Partisan déclaré d'une «République irréprochable» depuis sa campagne électorale de 2007, le chef de l'État n'hésite pas à parler «d'impératif moral» dans sa lettre à François Fillon, détaillant «les économies» à réaliser.

Certaines de ces économies avait déjà été décidées par le premier ministre, en 2007 (fiscalisation des logements des ministres), et parfois jamais respectées (limitation du nombre des conseillers ministériels).

Sitôt connues, les annonces présidentielles ont suscité un flot de réactions, sans surprise, positives à droite, critiques à gauche.

«L'exemplarité défendue par le président à tous les étages de la République doit être saluée à l'heure où il est demandé des efforts à tous les Français», se félicite Frédéric Lefebvre, porte-parole de l'UMP.

Mais Pierre Laurent, secrétaire national du PCF, ne voit dans les annonces de M. Sarkozy qu'un «gros écran de fumée pour faire avaler des réductions de dépenses publiques», tandis que Jérome Cahuzac, président PS de la Commission des finances de l'Assemblée nationale, regrette que le président n'ait pas appliqué à son salaire la cure d'austérité qu'il demande à ses ministres.
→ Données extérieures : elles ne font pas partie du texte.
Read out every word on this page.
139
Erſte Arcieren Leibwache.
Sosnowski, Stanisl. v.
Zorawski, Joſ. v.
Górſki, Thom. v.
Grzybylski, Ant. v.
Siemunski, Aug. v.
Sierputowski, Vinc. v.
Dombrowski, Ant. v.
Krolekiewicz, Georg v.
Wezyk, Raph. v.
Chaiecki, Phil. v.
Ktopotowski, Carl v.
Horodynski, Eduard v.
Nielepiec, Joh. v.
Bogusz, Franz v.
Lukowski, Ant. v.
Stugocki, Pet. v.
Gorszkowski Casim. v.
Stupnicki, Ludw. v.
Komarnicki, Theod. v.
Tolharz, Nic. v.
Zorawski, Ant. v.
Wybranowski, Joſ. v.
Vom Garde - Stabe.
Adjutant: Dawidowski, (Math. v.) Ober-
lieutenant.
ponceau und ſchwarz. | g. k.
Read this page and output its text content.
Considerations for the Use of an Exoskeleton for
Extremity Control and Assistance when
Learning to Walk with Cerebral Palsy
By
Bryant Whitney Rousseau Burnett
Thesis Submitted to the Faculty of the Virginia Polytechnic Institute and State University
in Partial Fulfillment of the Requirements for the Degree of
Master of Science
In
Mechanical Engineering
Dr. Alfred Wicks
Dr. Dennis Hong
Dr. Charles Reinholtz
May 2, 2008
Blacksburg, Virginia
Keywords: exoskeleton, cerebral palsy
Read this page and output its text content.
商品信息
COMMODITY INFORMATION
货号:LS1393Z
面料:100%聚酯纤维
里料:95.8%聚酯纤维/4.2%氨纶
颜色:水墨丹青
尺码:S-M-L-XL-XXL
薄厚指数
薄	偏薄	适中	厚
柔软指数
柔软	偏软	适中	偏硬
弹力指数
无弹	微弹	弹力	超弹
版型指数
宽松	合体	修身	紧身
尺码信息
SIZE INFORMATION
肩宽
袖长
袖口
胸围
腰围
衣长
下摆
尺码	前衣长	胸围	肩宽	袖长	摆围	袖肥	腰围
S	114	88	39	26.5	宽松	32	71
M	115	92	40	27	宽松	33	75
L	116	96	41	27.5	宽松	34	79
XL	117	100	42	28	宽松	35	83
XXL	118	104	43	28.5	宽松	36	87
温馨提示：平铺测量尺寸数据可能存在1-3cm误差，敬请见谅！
Quant au député René Dosière (app-PS), grand scrutateur du train de vie de l'État, il reste «sceptique» devant cette diète gouvernementale, «sympathique» dans ses intentions, «mais tout ça n'est pas chiffré!». Et pourquoi l'Elysée et Matignon sont-ils exemptés, demande-t-il.

Dans l'entourage de M. Sarkozy, on rappelle cependant «les mesures d'économie» et de «transparence» adoptées par la présidence depuis 2007: «contrôle du budget par la Cour des comptes, réduction de 10% des effectifs, diminution de 3,2 millions d'euros des charges de fonctionnement et de 8,5% de la masse salariale en 2009, progression des dépenses pour la même année limitée à 1,74%, vente de propriétés de la présidence (Marly-le-Roi, Rambouillet), appels d'offres systématiques...»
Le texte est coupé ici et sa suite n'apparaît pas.